Incluso la descompresión más elegante puede fallar si la estructura no soporta las cargas reales durante meses o años. Los principales modos de fallo (aflojamiento/extracción del tornillo, fatiga/fractura de la varilla, fallo adyacente/de la unión y pérdida de corrección). La fijación vertebral no es la excepción.

Todo esto están estrechamente vinculados a los objetivos de alineación, la calidad ósea, la elección del implante y la técnica. Comprender estos riesgos permite diseñar estructuras duraderas, no solo estructuras que luzcan bien en la mesa.

Elementos Que No Debes Ignorar Antes De La Cirugía

Factores Del Paciente Que Influyen

Calidad Ósea Y Fijación De Tornillos Pediculares

La baja densidad mineral ósea (DMO) sigue siendo el principal predictor de aflojamiento y pérdida de fijación de tornillos pediculares. Síntesis recientes destacan cómo la osteopenia/osteoporosis, los orificios piloto más grandes y el roscado excesivo reducen el agarre del tornillo, mientras que estrategias como el roscado insuficiente, un diámetro exterior mayor (hasta cierto punto) y trayectorias que favorecen el hueso cortical mejoran la resistencia a la extracción.

Manejos prácticos

  • Obtenga una DMO preoperatoria en cualquier paciente mayor de ~50 años o con factores de riesgo, y trate la osteoporosis de forma agresiva.
  • Favorezca un paso de rosca más alto y tornillos más largos cuando la anatomía lo permita.
  • En caso de hueso muy débil, considere el aumento de cemento; sigue siendo una de las maneras más efectivas de aumentar la resistencia de los tornillos pediculares cuando se usa con criterio.

Fragilidad Y Sarcopenia

La sarcopenia predice de forma independiente la enfermedad de la unión después de la cirugía de deformidad espinal en adultos; las bandas de tensión posteriores más débiles y la menor masa muscular amplifican las tensiones transicionales en la vena cava inferior (VUI). La optimización preoperatoria y la rehabilitación dirigida no son cosméticas, sino biomecánicas.

Sarcopenia

Objetivos De Alineación: Suficientemente Correctos, Pero No Demasiado

El equilibrio sagital global impulsa el gasto energético y el dolor. Objetivos clave: desajuste entre la incidencia pélvica y la lordosis lumbar (IP-LL), eje vertical sagital, inclinación pélvica y cifosis torácica, en conjunto, no de forma aislada. Los estudios actuales enfatizan la alineación ajustada a la edad y los objetivos específicos del paciente para reducir la sobrecorrección, que se asocia con la falla de la unión.

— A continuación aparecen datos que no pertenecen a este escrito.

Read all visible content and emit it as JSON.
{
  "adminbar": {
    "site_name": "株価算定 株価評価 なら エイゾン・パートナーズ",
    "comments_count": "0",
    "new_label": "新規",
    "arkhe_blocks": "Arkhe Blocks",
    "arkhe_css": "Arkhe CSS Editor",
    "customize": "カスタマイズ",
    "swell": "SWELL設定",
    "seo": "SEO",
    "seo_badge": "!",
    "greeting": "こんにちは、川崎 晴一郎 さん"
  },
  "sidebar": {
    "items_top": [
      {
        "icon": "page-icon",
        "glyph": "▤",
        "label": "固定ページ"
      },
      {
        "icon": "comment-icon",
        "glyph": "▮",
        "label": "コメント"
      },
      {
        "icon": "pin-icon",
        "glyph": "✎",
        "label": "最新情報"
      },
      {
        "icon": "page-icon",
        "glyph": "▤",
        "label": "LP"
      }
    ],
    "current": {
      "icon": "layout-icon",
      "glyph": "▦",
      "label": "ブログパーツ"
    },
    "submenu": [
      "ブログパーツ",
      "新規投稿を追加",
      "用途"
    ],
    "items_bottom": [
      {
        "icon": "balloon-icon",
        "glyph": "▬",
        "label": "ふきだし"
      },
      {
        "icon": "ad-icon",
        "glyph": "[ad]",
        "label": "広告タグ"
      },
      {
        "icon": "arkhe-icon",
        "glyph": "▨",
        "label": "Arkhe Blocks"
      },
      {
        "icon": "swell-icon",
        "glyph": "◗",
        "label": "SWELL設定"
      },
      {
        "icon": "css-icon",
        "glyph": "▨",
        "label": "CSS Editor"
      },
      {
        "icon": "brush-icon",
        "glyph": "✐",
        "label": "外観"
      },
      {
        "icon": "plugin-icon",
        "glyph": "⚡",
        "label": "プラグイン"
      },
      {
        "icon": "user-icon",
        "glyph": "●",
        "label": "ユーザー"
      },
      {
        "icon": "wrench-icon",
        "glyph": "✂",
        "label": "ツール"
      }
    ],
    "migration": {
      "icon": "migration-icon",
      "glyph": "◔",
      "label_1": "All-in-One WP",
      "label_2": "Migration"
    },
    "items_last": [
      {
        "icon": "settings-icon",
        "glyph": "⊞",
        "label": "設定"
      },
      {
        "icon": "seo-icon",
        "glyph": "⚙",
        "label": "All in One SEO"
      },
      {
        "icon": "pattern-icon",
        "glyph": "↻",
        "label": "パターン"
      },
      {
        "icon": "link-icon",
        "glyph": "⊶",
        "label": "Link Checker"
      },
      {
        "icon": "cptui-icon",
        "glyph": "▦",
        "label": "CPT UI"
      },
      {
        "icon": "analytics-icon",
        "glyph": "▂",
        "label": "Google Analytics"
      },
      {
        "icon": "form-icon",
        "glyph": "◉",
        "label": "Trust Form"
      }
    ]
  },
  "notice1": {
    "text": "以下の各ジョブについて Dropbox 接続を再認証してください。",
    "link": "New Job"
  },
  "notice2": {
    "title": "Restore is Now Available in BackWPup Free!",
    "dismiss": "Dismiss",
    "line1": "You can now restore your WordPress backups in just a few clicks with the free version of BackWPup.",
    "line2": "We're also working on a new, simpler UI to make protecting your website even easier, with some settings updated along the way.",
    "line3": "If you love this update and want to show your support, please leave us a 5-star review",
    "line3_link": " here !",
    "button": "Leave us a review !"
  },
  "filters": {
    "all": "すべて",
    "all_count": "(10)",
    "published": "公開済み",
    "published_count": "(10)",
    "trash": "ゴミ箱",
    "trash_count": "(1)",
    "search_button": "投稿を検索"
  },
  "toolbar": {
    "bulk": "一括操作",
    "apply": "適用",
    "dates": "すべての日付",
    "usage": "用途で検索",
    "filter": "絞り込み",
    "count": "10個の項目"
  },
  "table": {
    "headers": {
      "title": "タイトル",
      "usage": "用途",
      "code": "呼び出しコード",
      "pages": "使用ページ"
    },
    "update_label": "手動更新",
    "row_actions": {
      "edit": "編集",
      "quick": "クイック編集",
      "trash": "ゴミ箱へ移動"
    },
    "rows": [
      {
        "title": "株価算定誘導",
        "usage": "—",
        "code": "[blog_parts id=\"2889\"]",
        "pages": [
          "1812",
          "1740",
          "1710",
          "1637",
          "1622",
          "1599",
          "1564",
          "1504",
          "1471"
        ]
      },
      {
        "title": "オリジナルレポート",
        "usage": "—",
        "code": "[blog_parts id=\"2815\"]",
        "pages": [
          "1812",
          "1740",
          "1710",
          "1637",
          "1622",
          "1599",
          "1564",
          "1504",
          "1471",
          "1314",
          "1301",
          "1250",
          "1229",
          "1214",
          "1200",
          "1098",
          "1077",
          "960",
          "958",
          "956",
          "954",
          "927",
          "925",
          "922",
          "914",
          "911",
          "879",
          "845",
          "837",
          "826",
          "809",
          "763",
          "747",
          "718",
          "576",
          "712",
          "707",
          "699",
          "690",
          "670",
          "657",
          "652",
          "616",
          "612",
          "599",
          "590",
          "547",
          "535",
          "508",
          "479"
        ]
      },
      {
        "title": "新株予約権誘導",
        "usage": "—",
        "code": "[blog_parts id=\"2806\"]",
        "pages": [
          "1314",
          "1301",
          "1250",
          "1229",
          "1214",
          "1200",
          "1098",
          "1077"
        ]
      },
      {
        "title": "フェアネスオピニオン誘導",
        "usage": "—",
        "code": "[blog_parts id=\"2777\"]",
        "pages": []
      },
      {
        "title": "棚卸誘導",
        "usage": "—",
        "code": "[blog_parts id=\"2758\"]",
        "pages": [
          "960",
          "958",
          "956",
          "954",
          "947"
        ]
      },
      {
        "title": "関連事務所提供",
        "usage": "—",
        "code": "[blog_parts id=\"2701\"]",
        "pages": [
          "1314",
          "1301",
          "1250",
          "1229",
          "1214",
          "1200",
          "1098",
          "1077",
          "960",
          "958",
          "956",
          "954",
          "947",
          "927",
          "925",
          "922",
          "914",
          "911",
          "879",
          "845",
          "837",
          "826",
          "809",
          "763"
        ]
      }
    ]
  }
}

Para una referencia rápida, los contornos sagitales normales se aproximan a: lordosis cervical ~15°, cifosis torácica ~40°, lordosis lumbar ~60°; la LL suele ser ~20° mayor que la TK en columnas vertebrales equilibradas. Utilícelos como comprobación conceptual y luego personalícelos según la IP y la edad.

En resumen: alcance la IP-LL con una desviación de ~10° y respete la alineación apropiada para la edad, especialmente en estructuras largas, para limitar la tensión de la unión.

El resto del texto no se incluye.